1). Figure out whether or not I should include punctuation in my analysis.
2). Should I use interpolation of n-grams with (n-1)grams, etc., to create a good smoothing model? Like in Kneser-Ney smoothing. I have searched and cannot find any good smoothing packages for things like unseen n-grams. I might try to implement my own smoothing algorithm, but this may be a bit ambitious.
3). Possibly use a bag of words model with unigrams, bigrams and trigrams for this application.

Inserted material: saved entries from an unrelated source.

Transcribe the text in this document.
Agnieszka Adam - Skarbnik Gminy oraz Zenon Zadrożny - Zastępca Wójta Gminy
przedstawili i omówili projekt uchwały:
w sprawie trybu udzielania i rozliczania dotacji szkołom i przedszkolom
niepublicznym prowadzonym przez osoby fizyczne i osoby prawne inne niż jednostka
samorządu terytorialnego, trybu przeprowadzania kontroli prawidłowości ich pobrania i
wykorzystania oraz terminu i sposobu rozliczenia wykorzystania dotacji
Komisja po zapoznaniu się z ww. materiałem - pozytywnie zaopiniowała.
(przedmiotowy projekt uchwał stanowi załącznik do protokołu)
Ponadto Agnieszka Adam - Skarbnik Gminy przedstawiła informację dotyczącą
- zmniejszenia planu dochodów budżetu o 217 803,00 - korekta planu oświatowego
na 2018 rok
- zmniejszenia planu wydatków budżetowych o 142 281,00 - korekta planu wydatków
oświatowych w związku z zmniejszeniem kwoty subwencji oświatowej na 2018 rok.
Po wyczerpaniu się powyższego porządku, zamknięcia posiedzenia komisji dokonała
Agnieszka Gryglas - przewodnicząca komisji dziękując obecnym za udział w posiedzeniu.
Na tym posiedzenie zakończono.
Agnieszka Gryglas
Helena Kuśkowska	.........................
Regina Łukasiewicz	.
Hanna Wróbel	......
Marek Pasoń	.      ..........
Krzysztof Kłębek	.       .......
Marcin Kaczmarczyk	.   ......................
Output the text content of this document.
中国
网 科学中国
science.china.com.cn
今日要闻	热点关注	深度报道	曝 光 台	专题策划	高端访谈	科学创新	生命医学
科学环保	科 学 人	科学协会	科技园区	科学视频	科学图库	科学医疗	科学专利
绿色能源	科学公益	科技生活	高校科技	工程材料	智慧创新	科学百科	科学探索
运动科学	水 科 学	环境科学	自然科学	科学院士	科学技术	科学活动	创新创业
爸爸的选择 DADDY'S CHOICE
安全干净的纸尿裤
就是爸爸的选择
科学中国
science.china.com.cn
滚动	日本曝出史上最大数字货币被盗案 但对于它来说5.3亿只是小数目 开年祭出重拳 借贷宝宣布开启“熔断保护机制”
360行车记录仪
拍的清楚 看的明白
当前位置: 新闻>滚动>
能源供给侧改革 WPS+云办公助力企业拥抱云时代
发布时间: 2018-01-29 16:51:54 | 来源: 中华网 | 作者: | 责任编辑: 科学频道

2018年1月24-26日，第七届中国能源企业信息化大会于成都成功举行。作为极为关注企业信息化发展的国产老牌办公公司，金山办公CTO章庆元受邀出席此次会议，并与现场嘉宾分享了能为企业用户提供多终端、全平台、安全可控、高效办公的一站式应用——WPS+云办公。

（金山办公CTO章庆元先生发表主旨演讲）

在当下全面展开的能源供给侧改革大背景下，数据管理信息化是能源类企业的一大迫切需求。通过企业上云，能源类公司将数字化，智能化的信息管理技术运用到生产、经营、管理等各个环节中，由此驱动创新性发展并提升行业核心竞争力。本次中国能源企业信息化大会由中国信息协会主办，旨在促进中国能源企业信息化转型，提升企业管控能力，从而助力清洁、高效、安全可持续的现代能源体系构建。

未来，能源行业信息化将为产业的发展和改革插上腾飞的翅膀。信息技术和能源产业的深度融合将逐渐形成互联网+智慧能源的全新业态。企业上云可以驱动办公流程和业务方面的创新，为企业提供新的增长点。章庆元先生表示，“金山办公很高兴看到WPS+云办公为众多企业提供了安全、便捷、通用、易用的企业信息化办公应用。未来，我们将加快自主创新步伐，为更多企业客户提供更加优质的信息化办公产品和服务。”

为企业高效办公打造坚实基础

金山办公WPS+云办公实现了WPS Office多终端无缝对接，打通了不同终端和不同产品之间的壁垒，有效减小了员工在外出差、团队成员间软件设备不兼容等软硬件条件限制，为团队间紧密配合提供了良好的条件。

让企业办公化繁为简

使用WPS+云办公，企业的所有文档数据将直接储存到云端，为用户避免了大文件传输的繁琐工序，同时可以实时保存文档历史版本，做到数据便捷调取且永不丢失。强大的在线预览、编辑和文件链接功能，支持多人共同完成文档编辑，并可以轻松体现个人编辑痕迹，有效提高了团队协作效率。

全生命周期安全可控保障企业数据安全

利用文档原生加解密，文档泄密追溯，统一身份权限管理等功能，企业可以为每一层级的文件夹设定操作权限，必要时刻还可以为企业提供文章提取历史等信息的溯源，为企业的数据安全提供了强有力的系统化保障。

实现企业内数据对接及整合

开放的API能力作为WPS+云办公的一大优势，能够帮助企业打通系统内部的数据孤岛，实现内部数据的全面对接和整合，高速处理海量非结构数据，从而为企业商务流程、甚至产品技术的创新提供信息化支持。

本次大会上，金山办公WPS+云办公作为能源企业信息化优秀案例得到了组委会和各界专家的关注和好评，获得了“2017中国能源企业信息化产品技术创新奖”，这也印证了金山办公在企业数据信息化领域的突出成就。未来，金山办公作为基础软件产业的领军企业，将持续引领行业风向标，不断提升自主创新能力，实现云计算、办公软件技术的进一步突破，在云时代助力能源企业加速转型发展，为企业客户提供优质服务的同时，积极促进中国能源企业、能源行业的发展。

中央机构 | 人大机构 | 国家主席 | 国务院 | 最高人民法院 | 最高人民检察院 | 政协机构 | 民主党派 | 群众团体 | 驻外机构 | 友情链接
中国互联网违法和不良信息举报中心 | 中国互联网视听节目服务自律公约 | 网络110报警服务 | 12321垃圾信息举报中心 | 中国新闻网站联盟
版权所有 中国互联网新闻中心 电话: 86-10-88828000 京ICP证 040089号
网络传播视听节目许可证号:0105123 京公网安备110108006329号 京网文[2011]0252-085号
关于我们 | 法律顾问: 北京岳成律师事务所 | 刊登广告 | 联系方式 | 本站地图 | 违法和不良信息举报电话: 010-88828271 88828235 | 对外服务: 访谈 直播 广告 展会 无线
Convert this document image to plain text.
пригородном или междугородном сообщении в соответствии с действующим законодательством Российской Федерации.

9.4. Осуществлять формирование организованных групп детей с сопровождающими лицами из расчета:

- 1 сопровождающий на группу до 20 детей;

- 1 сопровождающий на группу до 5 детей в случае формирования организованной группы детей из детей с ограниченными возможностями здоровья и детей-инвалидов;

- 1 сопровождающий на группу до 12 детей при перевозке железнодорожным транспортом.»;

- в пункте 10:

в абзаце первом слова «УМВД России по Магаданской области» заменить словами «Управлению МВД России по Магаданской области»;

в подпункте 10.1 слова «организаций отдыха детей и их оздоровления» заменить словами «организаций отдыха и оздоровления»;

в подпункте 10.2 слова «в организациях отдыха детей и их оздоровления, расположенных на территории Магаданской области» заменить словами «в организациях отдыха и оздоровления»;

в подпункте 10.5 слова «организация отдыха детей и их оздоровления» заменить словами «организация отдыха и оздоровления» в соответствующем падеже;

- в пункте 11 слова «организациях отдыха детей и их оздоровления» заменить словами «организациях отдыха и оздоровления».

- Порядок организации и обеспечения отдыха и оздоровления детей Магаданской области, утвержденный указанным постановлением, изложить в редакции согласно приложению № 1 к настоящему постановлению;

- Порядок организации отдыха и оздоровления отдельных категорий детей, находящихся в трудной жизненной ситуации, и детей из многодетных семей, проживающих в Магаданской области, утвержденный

4). Need to figure out if I should employ stemming or use a vocabulary like the Fry_1000 dictionary in qdapDictionaries which holds the top 1000 words making up 90% of all printed text; this particular dictionary seems like it would severely limit the words, but would be great for processing capabilities. I could also include higher numbers of n-grams and use a limiting vocabulary like the one mentioned above, but this does not seem like a good idea.
5). The evaluation possibilities for my model include: a). Intrinsic Evaluation: Will look into using ‘perplexity’ to judge the model. b). Extrinsic Evaluation: looked at by a human on a trial-by-trial basis for how many times it gets the word correct.
6) Might use a list of common internet/twitter shorthand to turn any shorthand found in the corpus back to its root word. 7) Still need to figure out what to do about foreign language. I would think that removing all non-alphanumeric tokens besides some punctuation during processing would have taken care of a bit of this.